American politician (1870–1945)

Annie Webb Blanton (19 August 1870 in Houston – 2 October 1945 in Austin) was an American suffragist from Texas, educator, and author of a series of grammar textbooks.

 Blanton was elected Superintendent of Texas Public Instruction in 1918, making her the first woman in Texas elected to statewide office.

==Early life and education==
Blanton was one of seven children born to Thomas Lindsay Blanton and Eugenia Webb Blanton. She had a twin, Fannie, who died young. Her brother, Thomas Lindsay Blanton, served as a Congressman from 1917 to 1936.

Blanton attended the University of Texas in Austin, earning a degree in English literature in 1899. Later in life, she pursued graduate studies at UT, earning a master's degree in 1923. She earned a PhD from Cornell University in 1927.

==Teaching career==
By the time she finished her undergraduate degree, Blanton had already taught for several years in rural schools and schools in Austin, to pay her own tuition. She was elected president of the Texas State Teachers Association in 1916, the first woman to hold that position. Blanton was professor of English at the North Texas State Normal College in Denton from 1901 to 1918. She later served on the education faculty of the University of Texas at Austin for 22 years. She was the third woman to hold full professor status at the University of Texas. In 1929, she founded the Delta Kappa Gamma Society International, a professional honor society for key women educators.

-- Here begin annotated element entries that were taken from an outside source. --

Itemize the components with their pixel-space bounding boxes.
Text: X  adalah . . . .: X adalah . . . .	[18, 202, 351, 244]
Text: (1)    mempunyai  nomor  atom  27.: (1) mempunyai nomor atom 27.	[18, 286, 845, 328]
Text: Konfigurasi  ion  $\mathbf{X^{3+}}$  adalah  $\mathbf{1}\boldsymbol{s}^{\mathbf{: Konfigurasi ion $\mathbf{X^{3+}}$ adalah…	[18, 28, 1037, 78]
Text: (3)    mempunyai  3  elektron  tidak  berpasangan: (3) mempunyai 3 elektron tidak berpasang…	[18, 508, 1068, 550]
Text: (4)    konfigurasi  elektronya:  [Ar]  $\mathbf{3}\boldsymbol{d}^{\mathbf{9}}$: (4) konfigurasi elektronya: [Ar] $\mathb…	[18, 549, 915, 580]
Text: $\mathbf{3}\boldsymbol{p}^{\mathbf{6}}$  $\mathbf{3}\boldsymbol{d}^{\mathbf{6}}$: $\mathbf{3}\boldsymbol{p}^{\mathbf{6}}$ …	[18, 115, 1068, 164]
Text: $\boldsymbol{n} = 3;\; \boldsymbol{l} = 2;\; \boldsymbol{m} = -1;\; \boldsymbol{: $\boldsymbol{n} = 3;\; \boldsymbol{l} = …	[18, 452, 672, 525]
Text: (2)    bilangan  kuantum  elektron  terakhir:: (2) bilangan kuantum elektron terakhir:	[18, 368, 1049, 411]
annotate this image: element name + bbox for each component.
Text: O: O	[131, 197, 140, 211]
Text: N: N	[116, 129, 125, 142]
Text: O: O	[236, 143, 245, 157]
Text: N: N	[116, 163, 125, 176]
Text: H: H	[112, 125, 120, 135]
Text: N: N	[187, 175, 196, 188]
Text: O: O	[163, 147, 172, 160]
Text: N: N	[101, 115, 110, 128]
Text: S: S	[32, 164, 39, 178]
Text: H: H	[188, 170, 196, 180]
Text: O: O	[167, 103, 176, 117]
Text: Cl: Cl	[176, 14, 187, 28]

Books by Annie Webb Blanton included Review Outline and Exercises in English Grammar (1903); A Handbook of Information as to Education in Texas (1923); Advanced English Grammar (1928); and The Child of the Texas One-Teacher School (1936).

== Election to the Superintendency ==
The 1918 July Texas primary and November general election marked the first time Texas women could exercise their right to vote. Blanton was elected to the office of State Superintendent of Public Instruction with support from the Texas State Teachers Association, and with a campaign orchestrated by suffragist Minnie Fisher Cunningham. She served two terms, declining to run for a third term in 1922. (The superintendency office was the forerunner to the Texas Education Agency.) During her first term she successfully launched a "Better Schools Campaign," which amended the state constitution to allow local property taxes to fund public schools.

Blanton ran for Congress in 1922 in Denton County, Texas.

==Personal life and legacy==
Blanton lived with her teaching colleague, Emma Mitchell, for several years. When Blanton moved to Austin, Mitchell left her job to follow; the pair traveled together, and hosted social gatherings in their home. Annie Webb Blanton died in 1945, age 75.

There are schools named after Blanton in several Texas districts, and a dormitory at University of Texas at Austin. A biography of Blanton was published in 1993. In 2013, Blanton became the first woman to be the subject of a state historical marker in Denton County.